Dizem que os médicos “simplesmente” não vão para os rincões do país porque não querem, porque se recusam a deixar o conforto dos grandes centros. Outra injustiça desse discurso hipócrita do politicamente correto, tão reverenciado e utilizado pelo governo.
A verdade é que “apenas” médico não salva vida. Ele precisa de equipamentos, remédios, auxiliares, etc., etc… Enfim, estrutura para tanto inexiste fora dos grandes centros.

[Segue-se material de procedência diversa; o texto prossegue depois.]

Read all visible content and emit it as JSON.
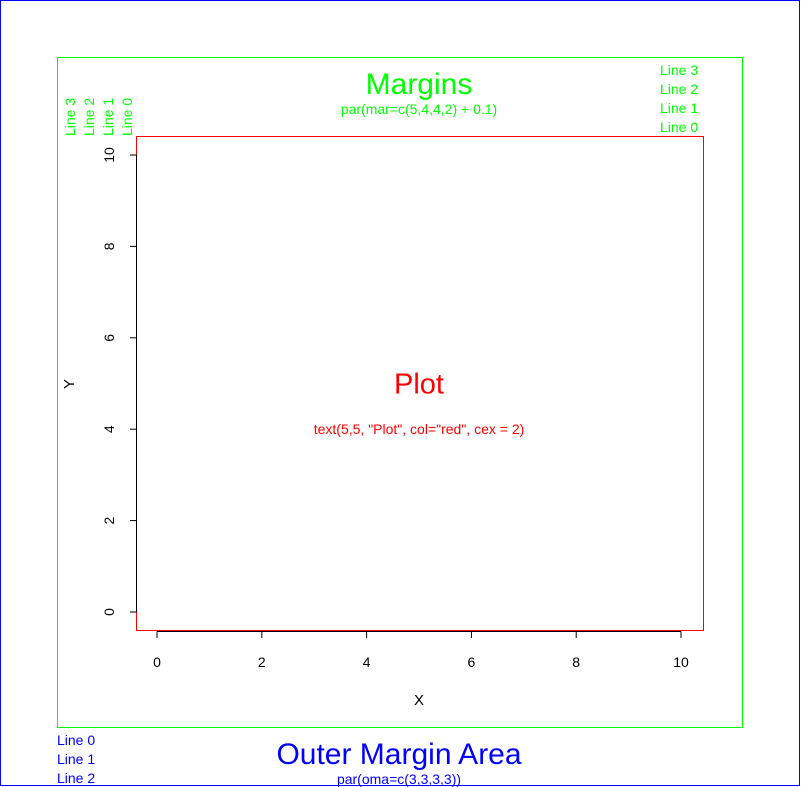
{
  "colors": {
    "outer_box": "#0000ff",
    "figure_box": "#00ff00",
    "plot_box": "#ff0000",
    "axis": "#000000",
    "background": "#ffffff"
  },
  "figure": {
    "title": "Margins",
    "subtitle": "par(mar=c(5,4,4,2) + 0.1)",
    "outer_title": "Outer Margin Area",
    "outer_subtitle": "par(oma=c(3,3,3,3))",
    "outer_lines": [
      "Line 0",
      "Line 1",
      "Line 2"
    ],
    "top_margin_lines": [
      "Line 3",
      "Line 2",
      "Line 1",
      "Line 0"
    ],
    "left_margin_lines": [
      "Line 3",
      "Line 2",
      "Line 1",
      "Line 0"
    ]
  },
  "chart_data": {
    "type": "scatter",
    "title": "",
    "xlabel": "X",
    "ylabel": "Y",
    "xlim": [
      0,
      10
    ],
    "ylim": [
      0,
      10
    ],
    "xticks": [
      0,
      2,
      4,
      6,
      8,
      10
    ],
    "yticks": [
      0,
      2,
      4,
      6,
      8,
      10
    ],
    "grid": false,
    "legend": "none",
    "series": [],
    "annotations": [
      {
        "x": 5,
        "y": 5,
        "text": "Plot",
        "color": "#ff0000",
        "cex": 2
      },
      {
        "x": 5,
        "y": 4,
        "text": "text(5,5, \"Plot\", col=\"red\", cex = 2)",
        "color": "#ff0000",
        "cex": 1
      }
    ]
  }
}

Graças a isto, o médico sabe que, se estiver atuando num lugar desses e “perder uma vida”, será ele o responsável, e não a falta de estrutura lhe imposta pela incompetência do governo.
Mais uma injustiça, apontada por meio de pergunta: os médicos que foram no aeroporto recepcionar os colegas cubanos com entusiasmadas vaias e cartazes marotos (os quais podem ter deixado pacientes gemendo em muitas filas de espera) teriam tomado a mesma atitude se os estrangeiros viessem dos Estados Unidos, França ou Inglaterra?
Provavelmente, não. Até porque não estavam lá quando os voos com os novos doutores partiram da Espanha, Portugal, Argentina… Foi preconceito, sim! Mesmo porque, pouco importa, neste aspecto da medicina propriamente dita, se o dinheiro pelo trabalho deles vai para o bolso dos profissionais ou para o governo deles.
Em resumo, se tem ser humano precisando e profissional faltando, não há como abrir mão de prestadores de serviço estrangeiros – a despeito da retórica insuportável do governo, o qual precisa, junto aos novos médicos, investir realmente na saúde pública como um todo, se quiser minimizar o problema de verdade.
Mas, para que não se avaliem estes apontamentos como algo negativo, contrários a uma profissão em particular, fica mais um exemplo de que corporativismo pode até ser conveniente para alguns, mas sempre ruim para a maioria.
Em jornalismo, cada vez mais profissionais – recém-formados ou não – entram no mercado de trabalho simplesmente sem saber escrever. Não falta gente, mas competência… Se a situação continuar nesta linha, logo mais, o Brasil terá de importar redatores de Portugal, Angola, Timor-Leste…
Em benefício ao bem comum, finalmente, é preciso reconhecer nossas deficiências. No caso da imprensa, pelo menos, jornalista trabalha com a pena, não com o bisturi.